Received Jan. 28, 2003; revision received July 9, 2003; accepted July 29, 2003. From the Department of Psychiatry, Johns Hopkins University School of Medicine, Baltimore. Address reprint requests to Dr. Blass, Johns Hopkins Hospital, 600 North Wolfe St., Meyer 279, Baltimore, MD 21287-7279; dmblass{at}jhmi.edu (e-mail).

Temperature dysregulation, a known side effect of antipsychotic medications, is thought to be mediated by the effects of these medications on hypothalamic neurotransmission. These agents most commonly cause hyperthermia,¹ although they can also cause hypothermia, a fact that highlights the complexity of the temperature regulation system.^2,3 Ambient temperature may be a factor in whether hypothermia or hyperthermia is the outcome, at least in animals.⁴ The most dramatic and devastating syndrome of temperature dysregulation due to antipsychotics is neuroleptic malignant syndrome, a life-threatening emergency typically presenting as hyperthermia, muscle rigidity, delirium, and autonomic instability.⁵ Neuroleptic malignant syndrome has been described in patients treated with typical antipsychotic agents,⁶ as well as in patients treated with the newer atypical antipsychotics.^7–11

Hypothermia, traditionally defined as a drop in core body temperature below 35°C (95°F), is also a known side effect of both typical and atypical antipsychotic agents.^3,12,13 Chlorpromazine had been used in the past to induce hypothermia for the purposes of general anesthesia.¹⁴ In clinical practice the most common causes of hypothermia are prolonged exposure to cold temperature and general medical conditions such as infection and hypothyroidism, but exposure to antipsychotic medications is a notable cause of the condition as well.¹⁵

The atypical antipsychotic olanzapine was introduced into the United States market in 1996. Since its introduction into clinical use, only three case reports of hypothermia associated with olanzapine use have been published.^16–18 We present here a fourth case in which there is an association between olanzapine use and hypothermia.

Case Report

Brief History
Ms.

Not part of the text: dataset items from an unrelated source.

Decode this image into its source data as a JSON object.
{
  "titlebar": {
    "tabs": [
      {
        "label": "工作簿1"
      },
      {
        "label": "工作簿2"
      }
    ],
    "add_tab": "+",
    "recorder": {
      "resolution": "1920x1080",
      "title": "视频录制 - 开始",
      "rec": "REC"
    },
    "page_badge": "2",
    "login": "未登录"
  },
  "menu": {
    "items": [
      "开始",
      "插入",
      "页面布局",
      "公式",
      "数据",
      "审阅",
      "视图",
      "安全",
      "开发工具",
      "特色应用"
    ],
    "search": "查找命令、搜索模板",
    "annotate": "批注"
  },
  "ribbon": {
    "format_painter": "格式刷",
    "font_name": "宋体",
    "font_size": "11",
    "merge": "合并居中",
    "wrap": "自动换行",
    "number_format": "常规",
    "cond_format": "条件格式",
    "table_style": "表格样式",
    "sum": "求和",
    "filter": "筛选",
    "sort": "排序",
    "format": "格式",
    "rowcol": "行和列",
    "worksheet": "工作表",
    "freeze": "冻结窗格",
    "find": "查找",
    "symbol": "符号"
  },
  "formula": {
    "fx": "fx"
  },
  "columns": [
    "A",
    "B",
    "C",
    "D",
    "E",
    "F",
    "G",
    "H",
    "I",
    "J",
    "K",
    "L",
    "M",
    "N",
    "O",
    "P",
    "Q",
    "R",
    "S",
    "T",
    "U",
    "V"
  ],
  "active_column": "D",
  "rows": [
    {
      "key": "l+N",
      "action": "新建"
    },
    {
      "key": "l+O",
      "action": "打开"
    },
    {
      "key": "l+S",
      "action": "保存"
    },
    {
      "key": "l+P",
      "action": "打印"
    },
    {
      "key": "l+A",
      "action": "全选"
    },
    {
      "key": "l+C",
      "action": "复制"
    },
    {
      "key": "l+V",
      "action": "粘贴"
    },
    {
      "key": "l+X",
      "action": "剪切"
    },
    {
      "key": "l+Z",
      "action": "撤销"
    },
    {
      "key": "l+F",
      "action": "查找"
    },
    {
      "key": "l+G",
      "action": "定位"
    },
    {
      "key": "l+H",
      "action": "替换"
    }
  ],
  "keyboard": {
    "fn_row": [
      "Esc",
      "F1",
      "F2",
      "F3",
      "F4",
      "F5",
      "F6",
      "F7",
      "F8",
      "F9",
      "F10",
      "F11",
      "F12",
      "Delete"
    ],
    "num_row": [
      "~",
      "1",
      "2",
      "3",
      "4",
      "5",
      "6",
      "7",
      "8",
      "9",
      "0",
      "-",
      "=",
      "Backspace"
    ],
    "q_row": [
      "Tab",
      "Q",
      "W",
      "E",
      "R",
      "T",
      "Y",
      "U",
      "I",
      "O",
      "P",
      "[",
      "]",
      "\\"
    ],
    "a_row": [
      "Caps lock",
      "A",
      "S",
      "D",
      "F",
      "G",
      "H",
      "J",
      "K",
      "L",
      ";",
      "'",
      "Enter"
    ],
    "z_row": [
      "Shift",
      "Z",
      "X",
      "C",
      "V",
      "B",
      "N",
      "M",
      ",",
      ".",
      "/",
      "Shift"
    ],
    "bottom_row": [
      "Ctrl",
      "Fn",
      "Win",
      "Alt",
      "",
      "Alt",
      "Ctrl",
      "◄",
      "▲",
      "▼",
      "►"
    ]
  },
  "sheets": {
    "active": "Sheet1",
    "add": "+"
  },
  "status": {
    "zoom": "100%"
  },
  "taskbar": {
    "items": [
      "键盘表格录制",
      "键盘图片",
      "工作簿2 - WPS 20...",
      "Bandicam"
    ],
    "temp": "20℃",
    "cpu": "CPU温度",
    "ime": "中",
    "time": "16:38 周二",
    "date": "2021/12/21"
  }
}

A, a 64-year-old African American woman with a 40-year history of bipolar disorder, was admitted to the Johns Hopkins Hospital Geriatric Psychiatry Inpatient Service due to irritability, decreased sleep, pressured speech, and thought disorder that had developed over a period of weeks.

Her family history was notable for a number of first-degree relatives with unipolar major depression, one with bipolar disorder, and one with schizophrenia. Ms. A had received a diagnosis of bipolar disorder at age 24 years, and since then she had been hospitalized occasionally for both mania and depression. She had no history of substance abuse. She had been educated through the ninth grade, was a homemaker, and had been receiving disability benefits related to her psychiatric condition for about 20 years. At the time of admission, Ms. A was living with her adult children.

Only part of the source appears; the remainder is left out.